‘Herbert, he shan’t have a penny of your money!’ Mrs. Fairfield turned confidently to her husband for ratification of this threat. ‘Tell him so.’
‘We’ll see. We’ll see. I’m not dead yet,’ said the little man, with unwonted independence. ‘I hadn’t any pennies myself when I was his age.’
His wife turned upon him a terrible Et tu Brute look.
‘Never you mind,’ he retorted, with incredible courage. ‘There’s sense in what the lad says, even though he is a bit of a hard nut. Gets that from his father perhaps.’
‘His father!’ cried the mother in scorn. ‘They’re their mother’s children, both of them. Else they’d never dare to treat me like this.’

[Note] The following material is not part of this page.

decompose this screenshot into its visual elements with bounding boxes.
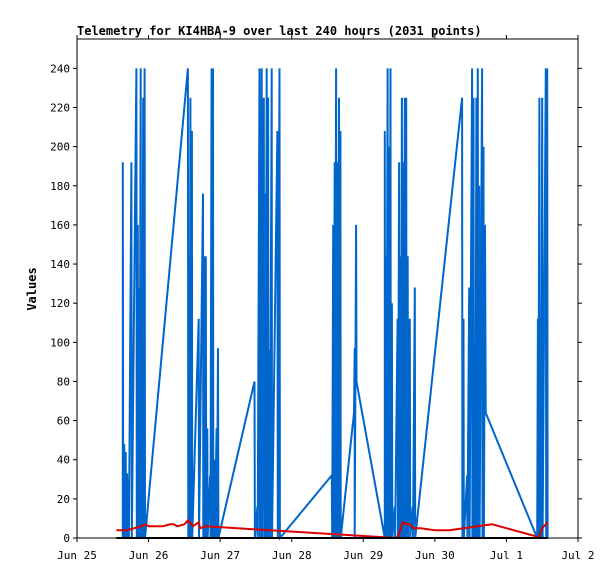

There was pride as well as anger in the glance she flashed at Edward as she gathered up her skirts and rustled out of the room.
PART THE THIRD
Sheila Fairfield
1
ALL roads led to Edward Fairfield. His atheism, his sister, Aunt Hester’s opposition, all conspired to fling Sheila into the polite dispassionate arms of that rational young graduate from Cambridge. Kay had offered romance without intellectual comradeship: Edward offered a kind of business partnership in the propagation of rational atheology, and this proved an irresistible bait for a spirited girl hustled by disaster into premature cynicism. Edward concerns us no further, save that he married her, respected her, and practised upon her the editorials that appeared week by week in his own paper The Iconoclast. Everything that he did was in perfect taste and supported by a perfect reason. When, for example, she declared their marriage a failure, he provided her with a pair of admirable rooms in his own well-appointed house, and lived thereafter in contented celibacy. He was just to the point of inhumanity; but she, a disappointed woman, was not just. The efficient elegance of her home afflicted her. It seemed a mere piece of machinery for the daily manufacture of well-bred happiness. Her two rooms, until she had transformed them, seemed sleek, complacent: they announced to her, with the patient smile and in the incisive tones of a secularist lecturer, the supremacy of Reason. In herself, reason was far from supreme.
A woman with love must bestow it somewhere: Sheila poured it without stint upon her dream of Kay. Ten years divided them, and more, before that dream was finally destroyed. Sophie, his wife, gave birth to a child, and Sheila, impelled by who knows what medley of motives, visited her. They sat and talked about nothing in a room pervaded by yellow. A pale-brown flower perpetuated itself at intervals on the walls; a small occasional table set in the middle of a dark yellowish carpet was covered by a buff cloth; a gilt-framed oval mirror surmounted the mantelpiece. There were photographs on the mantelpiece of Sophie’s father, of Sophie’s child, of Sophie, and one of Kay standing stiffly with a book in his hand—a cruel photograph, courageously signed by the photographer. Sheila gave no second glance to it.